RPR is one of the more intelligent technologies currently being considered for the public network. Its uses the current infrastructure of SONET which results in high resiliency, but is packet based in order to increase the performance of Ethernet and IP based transmissions. On top of this basic structure, all traffic is assigned to one of three traffic classes, which includes synchronous for real time transmission, guaranteed, and best effort. Traffic in an RRP networks travels on one of two active rings, whichever will have the lowest end-to-end cost for the transmission based on whether the ring is clockwise or counter clockwise. Compared with Ethernet, there is less processing of the traffic required as it travels through the network. One of the biggest strengths of RPR is spatial reuse. Unlike in a SONET system, when traffic reaches its egress from the RPR network that bandwidth can be reclaimed by another transmission increasing useful utilization. One of RPRs greatest strengths is its ease of integration with Ethernet networks, of which most subscriber networks are based.
We hear all the time that it would be great to have complete end-to-end Ethernet solutions.

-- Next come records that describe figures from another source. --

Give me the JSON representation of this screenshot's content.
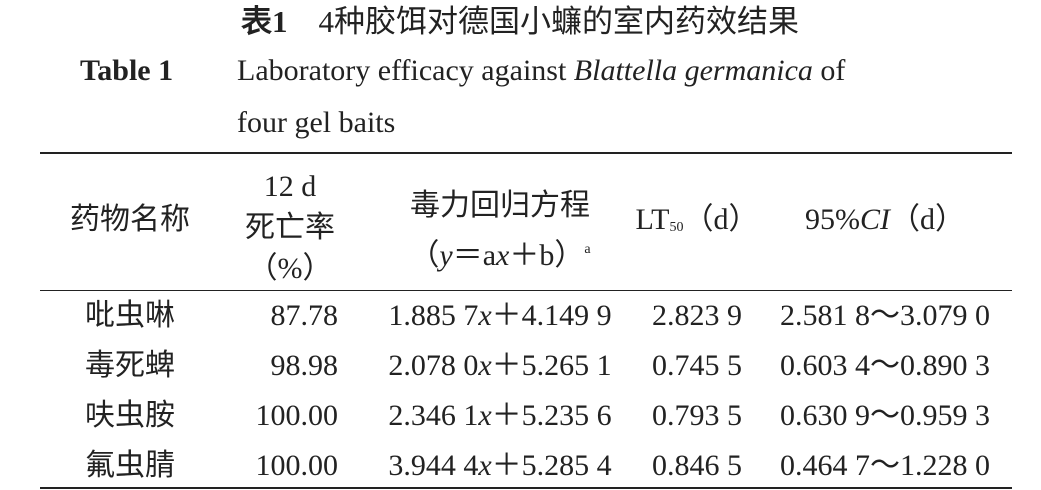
{
  "title": {
    "label": "表1",
    "text": "4种胶饵对德国小蠊的室内药效结果"
  },
  "caption": {
    "label": "Table 1",
    "text_before": "Laboratory efficacy against",
    "species": "Blattella germanica",
    "text_after": "of",
    "line2": "four gel baits"
  },
  "table": {
    "headers": [
      {
        "lines": [
          "药物名称"
        ]
      },
      {
        "lines": [
          "12 d",
          "死亡率",
          "（%）"
        ]
      },
      {
        "line1": "毒力回归方程",
        "parts": [
          "（",
          "y",
          "＝a",
          "x",
          "＋b）",
          "a"
        ]
      },
      {
        "parts": [
          "LT",
          "50",
          "（d）"
        ]
      },
      {
        "parts": [
          "95%",
          "CI",
          "（d）"
        ]
      }
    ],
    "rows": [
      {
        "name": "吡虫啉",
        "mortality": "87.78",
        "equation": [
          "1.885 7",
          "x",
          "＋4.149 9"
        ],
        "lt50": "2.823 9",
        "ci": "2.581 8～3.079 0"
      },
      {
        "name": "毒死蜱",
        "mortality": "98.98",
        "equation": [
          "2.078 0",
          "x",
          "＋5.265 1"
        ],
        "lt50": "0.745 5",
        "ci": "0.603 4～0.890 3"
      },
      {
        "name": "呋虫胺",
        "mortality": "100.00",
        "equation": [
          "2.346 1",
          "x",
          "＋5.235 6"
        ],
        "lt50": "0.793 5",
        "ci": "0.630 9～0.959 3"
      },
      {
        "name": "氟虫腈",
        "mortality": "100.00",
        "equation": [
          "3.944 4",
          "x",
          "＋5.285 4"
        ],
        "lt50": "0.846 5",
        "ci": "0.464 7～1.228 0"
      }
    ]
  }
}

It would be much simpler to connect networks and there would be no conversion overheard for our data communications. However, Ethernet is just lacking in many areas. The connectionless orientation and lack of built in QoS make in inefficient for the public network, where standard voice is still the big money maker. In addition, Ethernet is most effective in a meshed architecture. The public network is comprised of rings and point-to-point links for which Ethernet would be inefficient. While Ethernet can now provide high speeds over fiber and there are mechanisms to implement QoS, these measures are not standardized or designed primarily for usage on the public network. There is no guarantee that these modifications exist end to end or are supported by all providers.